Enquanto no último artigo verificamos que os tribunais concediam com frequência aos lojistas medidas como desconto no valor dos aluguéis devidos aos shoppings, verifica-se que, nos dias de hoje, o número de decisões que indeferiram tais medidas já é muito mais significativo do que o encontrado anteriormente, o que demonstra um possível amadurecimento do tema junto aos tribunais brasileiros, que, em mais de 1 ano de pandemia, muito já se debruçaram sobre a discussão. Além disso, observamos que a situação atual dos shoppings é frágil, os quais apresentam redução em seu faturamento e se deparam com um cenário incerto para os próximos meses.
TABELA COMO ANEXO
Tribunal | Nº Liminares Deferidas | Nº Liminares Indeferidas | Nº Apelações Favoráveis | Nº Apelações Desfavoráveis | Total |
TJRJ | 1 | – | – | – | 1 |
TJSP | 31 | 29 | 3 | 2 | 65 |
TJDFT | 3 | 4 | – | 1 | 8 |
TJMG | 2 | – | – | – | 2 |
TJRS | – | – | 1 | – | 1 |
TJSC | 10 | 2 | – | – | 12 |
Total | 47 | 35 | 4 | 3 | 89 |
A tabela acima foi dividida entre (i) as liminares foram deferidas e indeferidas e (ii) as decisões das apelações foram favoráveis ou desfavoráveis à diminuição ou suspensão dos aluguéis comerciais, separando-os de acordo com seu tribunal de origem. Ressalta-se que, assim como na pesquisa anterior, foram considerados no grupo de ‘liminares deferidas’ não apenas os casos deferidos por julgadores de 2º grau, como também aqueles em que (i) as liminares foram concedidas em decisão anterior e o locatário buscou aumentar a extensão ou o conteúdo da liminar, tendo sido seu segundo pedido (referente à extensão) negado e (ii) o locador já havia concedido desconto no aluguel para o locatário, que buscou aumentar tal desconto em juízo, mas teve seu pedido de extensão negado. Já para as apelações, foi considerado o provimento ou não da demanda.
Tratando das tutelas antecipadas, do total de 82 casos, encontrou-se 47 em que as cortes votaram pelo deferimento da liminar e 35 em que as cortes votaram pelo indeferimento da liminar ou, então, entenderam pela revogação da medida concedida pelo juiz de 1º grau. Logo, pode-se dizer que, em aproximadamente 57% dos novos casos, as medidas de desconto e/ou suspensão da cobrança do aluguel foram deferidas, ao passo que, em 43% dos recentes casos, foram indeferidas. Em comparação com a pesquisa anterior, a diferença salta aos olhos: até julho de 2020, em 75% dos casos analisados, a liminar foi deferida, enquanto em apenas 25% dos casos, a medida não foi concedida.

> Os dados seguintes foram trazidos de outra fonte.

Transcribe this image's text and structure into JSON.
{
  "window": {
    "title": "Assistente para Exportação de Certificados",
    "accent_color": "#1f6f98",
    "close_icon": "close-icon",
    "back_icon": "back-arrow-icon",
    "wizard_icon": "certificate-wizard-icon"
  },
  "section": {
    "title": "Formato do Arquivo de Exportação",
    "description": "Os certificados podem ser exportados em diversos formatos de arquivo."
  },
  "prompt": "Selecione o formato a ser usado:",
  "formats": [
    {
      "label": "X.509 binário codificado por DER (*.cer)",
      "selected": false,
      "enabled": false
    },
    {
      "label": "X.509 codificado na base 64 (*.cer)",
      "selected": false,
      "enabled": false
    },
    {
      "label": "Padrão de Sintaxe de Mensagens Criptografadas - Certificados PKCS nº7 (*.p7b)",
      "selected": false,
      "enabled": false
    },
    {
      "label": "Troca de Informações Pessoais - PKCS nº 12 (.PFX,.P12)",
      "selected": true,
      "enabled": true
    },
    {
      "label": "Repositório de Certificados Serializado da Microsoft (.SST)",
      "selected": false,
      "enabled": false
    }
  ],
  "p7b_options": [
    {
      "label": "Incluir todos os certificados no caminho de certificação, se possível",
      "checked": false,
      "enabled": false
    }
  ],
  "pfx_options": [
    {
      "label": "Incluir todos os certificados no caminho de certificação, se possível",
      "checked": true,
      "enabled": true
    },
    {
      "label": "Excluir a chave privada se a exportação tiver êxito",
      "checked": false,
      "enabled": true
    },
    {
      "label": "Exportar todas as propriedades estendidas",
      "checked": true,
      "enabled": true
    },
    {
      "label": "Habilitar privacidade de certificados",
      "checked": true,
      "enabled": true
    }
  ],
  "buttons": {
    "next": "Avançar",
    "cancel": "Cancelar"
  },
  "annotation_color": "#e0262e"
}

Já quando tratamos das decisões em apelações, anteriormente não analisadas, pois não localizadas à época, a proporção é similar: do total de 7 casos, em 4 foram proferidas decisões favoráveis aos lojistas, com a diminuição do valor dos aluguéis, e em 3 proferidas decisões desfavoráveis. Ou seja, também em aproximadamente 57% dos novos casos houve provimento da demanda, em decisão definitiva, com concessão das medidas de desconto e/ou suspensão da cobrança de aluguéis, e em 43% houve o desprovimento.
Salienta-se que dos 89 casos analisados, a maior parte, qual seja, 74 deles, são referentes a locações em shopping. Desses 74, em 43 foram deferidas as liminares ou as apelações foram favoráveis, enquanto em 31 as liminares foram indeferidas ou as apelações desfavoráveis. Assim, houve provimento em cerca de 58% dos casos, percentual similar ao localizado em todos os casos analisados.